Sodium helps to regulate fluid balance, yes, but this isn’t exclusive to pink salt. As for the mineral content of pink salt helping post-workout, it’s nothing to write home about. The mineral content is so low that it would be much more beneficial for you to eat a balanced meal post-workout to get both the minerals as well as carbohydrates and protein to help restore muscle glycogen and tissue.

It Detoxes the Body

I’m really not sure where this claim came from but our body detoxes on it’s own. The liver, kidneys, lungs and skin are all involved in those processes. While it’s important to give our bodies the nutrients it needs that allow these organs to function, we can meet those needs through our overall diet filled with fruits, veggies, whole grains, high-quality protein and plenty of water. The type of salt you’re using has very little, if any, impact on this.

It Helps You Sleep

This one I couldn’t find any conclusive evidence for. One study found that higher salt use was associated with greater difficulty staying asleep. While another found the opposite, with the group with the lowest amount of sleep more likely to report a low sodium intake.
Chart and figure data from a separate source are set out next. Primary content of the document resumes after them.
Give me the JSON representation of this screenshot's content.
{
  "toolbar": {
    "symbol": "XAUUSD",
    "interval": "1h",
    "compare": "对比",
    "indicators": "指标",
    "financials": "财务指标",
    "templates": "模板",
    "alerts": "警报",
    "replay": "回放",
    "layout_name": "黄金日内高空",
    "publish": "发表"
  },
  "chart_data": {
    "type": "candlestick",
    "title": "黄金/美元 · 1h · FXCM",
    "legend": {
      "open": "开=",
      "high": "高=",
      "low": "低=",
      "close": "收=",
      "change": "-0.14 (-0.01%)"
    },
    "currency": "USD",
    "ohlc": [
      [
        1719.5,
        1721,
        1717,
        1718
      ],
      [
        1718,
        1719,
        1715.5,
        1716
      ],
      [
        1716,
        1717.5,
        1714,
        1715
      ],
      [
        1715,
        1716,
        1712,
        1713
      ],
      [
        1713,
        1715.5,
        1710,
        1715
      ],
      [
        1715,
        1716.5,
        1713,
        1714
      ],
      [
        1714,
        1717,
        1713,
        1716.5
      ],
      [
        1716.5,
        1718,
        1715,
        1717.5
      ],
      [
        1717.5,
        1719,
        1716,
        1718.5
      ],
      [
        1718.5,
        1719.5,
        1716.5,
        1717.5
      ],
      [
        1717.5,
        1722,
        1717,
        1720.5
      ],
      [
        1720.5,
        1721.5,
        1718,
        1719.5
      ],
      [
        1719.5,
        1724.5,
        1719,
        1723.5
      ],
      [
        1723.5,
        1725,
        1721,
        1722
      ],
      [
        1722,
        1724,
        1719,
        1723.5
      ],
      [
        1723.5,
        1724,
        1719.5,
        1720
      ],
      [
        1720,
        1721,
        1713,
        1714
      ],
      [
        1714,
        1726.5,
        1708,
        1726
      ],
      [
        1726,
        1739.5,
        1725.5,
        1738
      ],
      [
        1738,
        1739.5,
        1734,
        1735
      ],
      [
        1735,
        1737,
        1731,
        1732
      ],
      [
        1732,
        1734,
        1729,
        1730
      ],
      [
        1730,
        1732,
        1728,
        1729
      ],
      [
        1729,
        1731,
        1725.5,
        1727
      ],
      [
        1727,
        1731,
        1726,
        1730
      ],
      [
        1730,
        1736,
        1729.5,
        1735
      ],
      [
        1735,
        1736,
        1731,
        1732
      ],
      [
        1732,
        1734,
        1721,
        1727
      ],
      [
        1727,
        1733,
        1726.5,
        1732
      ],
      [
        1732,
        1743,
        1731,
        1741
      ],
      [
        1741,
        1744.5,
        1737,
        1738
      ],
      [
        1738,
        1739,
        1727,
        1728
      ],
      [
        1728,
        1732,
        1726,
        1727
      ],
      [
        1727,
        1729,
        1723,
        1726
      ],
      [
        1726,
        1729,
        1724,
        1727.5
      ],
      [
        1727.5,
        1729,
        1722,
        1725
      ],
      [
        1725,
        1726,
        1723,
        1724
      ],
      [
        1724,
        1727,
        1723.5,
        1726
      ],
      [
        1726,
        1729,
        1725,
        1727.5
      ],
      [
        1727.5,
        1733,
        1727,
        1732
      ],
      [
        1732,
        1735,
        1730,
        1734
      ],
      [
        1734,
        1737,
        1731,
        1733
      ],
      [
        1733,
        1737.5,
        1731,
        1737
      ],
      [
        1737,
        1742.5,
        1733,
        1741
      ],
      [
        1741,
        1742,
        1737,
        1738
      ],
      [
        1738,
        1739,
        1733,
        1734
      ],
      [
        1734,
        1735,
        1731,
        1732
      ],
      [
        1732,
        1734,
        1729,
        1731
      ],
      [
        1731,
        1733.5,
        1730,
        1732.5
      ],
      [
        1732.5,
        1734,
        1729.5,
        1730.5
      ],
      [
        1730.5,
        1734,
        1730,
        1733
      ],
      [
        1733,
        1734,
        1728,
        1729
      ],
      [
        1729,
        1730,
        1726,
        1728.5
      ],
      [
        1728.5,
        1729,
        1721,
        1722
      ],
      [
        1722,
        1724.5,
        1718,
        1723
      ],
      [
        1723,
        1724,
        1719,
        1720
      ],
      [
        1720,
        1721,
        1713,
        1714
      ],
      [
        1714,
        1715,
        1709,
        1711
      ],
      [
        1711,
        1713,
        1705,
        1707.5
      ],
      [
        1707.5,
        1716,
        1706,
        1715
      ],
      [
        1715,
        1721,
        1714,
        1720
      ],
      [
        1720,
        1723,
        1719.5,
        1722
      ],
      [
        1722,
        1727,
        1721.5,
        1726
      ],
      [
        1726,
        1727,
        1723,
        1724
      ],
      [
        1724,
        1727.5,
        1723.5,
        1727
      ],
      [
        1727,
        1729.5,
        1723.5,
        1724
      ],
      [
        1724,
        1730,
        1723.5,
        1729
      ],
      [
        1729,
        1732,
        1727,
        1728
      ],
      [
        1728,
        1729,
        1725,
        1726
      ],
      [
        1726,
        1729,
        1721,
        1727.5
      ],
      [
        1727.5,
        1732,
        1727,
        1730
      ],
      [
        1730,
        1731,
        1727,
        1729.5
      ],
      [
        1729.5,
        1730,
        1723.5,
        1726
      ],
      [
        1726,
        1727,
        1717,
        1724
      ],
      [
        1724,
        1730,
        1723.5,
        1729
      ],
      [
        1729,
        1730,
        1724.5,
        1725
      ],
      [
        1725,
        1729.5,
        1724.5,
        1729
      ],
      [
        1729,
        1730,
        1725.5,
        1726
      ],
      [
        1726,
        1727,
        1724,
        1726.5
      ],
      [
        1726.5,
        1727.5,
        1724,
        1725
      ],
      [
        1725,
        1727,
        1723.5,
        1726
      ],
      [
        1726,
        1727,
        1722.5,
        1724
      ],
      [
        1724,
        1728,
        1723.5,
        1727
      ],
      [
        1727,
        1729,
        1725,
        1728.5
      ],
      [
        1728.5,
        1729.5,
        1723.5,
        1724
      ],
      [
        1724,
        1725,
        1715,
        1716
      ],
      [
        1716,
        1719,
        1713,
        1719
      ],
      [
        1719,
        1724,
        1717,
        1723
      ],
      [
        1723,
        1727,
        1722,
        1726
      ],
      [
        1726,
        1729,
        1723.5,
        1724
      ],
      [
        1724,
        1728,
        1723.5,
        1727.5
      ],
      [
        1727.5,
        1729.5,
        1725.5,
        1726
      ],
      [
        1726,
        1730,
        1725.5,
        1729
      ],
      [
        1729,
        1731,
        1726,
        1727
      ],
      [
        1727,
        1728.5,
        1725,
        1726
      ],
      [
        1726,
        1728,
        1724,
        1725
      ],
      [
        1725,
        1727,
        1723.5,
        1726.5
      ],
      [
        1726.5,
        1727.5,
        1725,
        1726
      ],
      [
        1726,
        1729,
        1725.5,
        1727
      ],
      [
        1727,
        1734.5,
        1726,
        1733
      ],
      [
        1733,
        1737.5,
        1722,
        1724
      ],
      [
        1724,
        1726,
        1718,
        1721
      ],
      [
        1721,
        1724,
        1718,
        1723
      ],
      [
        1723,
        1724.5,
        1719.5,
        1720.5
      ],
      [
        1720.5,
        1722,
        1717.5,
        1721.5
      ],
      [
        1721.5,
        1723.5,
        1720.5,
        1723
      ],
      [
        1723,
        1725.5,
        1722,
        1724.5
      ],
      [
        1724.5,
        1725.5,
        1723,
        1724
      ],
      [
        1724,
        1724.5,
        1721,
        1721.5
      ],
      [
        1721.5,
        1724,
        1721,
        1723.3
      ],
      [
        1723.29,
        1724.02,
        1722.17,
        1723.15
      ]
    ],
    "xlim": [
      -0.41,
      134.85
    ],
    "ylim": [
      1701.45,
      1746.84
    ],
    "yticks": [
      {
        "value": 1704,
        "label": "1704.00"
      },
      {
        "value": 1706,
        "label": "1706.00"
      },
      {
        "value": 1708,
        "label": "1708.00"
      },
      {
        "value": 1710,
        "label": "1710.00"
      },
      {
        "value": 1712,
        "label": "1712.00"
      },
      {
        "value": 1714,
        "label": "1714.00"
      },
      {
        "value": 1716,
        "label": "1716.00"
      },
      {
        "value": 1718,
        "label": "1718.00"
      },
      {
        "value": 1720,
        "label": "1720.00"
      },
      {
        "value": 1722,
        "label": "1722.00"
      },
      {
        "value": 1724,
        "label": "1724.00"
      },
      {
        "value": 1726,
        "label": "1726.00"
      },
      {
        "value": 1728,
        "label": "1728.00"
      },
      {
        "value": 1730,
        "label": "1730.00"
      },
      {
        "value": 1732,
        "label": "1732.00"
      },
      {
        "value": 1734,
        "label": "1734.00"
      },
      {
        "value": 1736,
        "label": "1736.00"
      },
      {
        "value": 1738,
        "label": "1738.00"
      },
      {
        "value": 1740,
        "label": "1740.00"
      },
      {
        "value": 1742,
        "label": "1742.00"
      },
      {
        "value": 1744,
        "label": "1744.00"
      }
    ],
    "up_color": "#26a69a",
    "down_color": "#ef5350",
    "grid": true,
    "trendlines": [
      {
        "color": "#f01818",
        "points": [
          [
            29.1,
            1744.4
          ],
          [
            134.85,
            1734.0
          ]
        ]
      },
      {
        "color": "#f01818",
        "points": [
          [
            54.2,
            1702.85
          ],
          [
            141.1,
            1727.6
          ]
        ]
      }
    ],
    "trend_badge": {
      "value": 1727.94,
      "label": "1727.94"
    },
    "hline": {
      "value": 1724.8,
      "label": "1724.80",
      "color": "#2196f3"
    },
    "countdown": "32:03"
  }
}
Unfortunately, both of these studies were looking at nutrient intake overall, so it’s hard to pinpoint exactly what might be causing these trends. It could be salt or it could be something else; there’s no way to determine that from this data. It also doesn’t seem to make a difference whether or not it’s pink salt or table salt.

Himalayan Pink Salt is Natural

“Natural” is used to mean many different things since it’s not a regulated term, but in this case it’s passable. Pink salt is mined from the earth and minimally processed, so in this case it seems to be an appropriate term. However, just because it’s less processed than iodized table salt does not mean it’s any healthier.

I also want to add that since salt is a mineral and not an agricultural product, it cannot be labelled as organic. There’s also no such thing as GMO salt, so if you see non-GMO salt on the shelf, know that it’s a marketing tactic to get you to spend extra money. If you want to use pink salt, it’s not necessary to reach for the one with packaging covered in these buzzwords.

What Does All of This Mean?

Pink salt can provide you with flavor and make your dish a little more aesthetically pleasing, which is always a plus. On the flip side, it’s more expensive and isn’t going to do anything magical for you, so it really comes down to personal preference. If pink salt is something that you value and think is worth spending your money on, there’s nothing wrong with that. If you don’t feel like spending an extra $5, you won’t be missing out.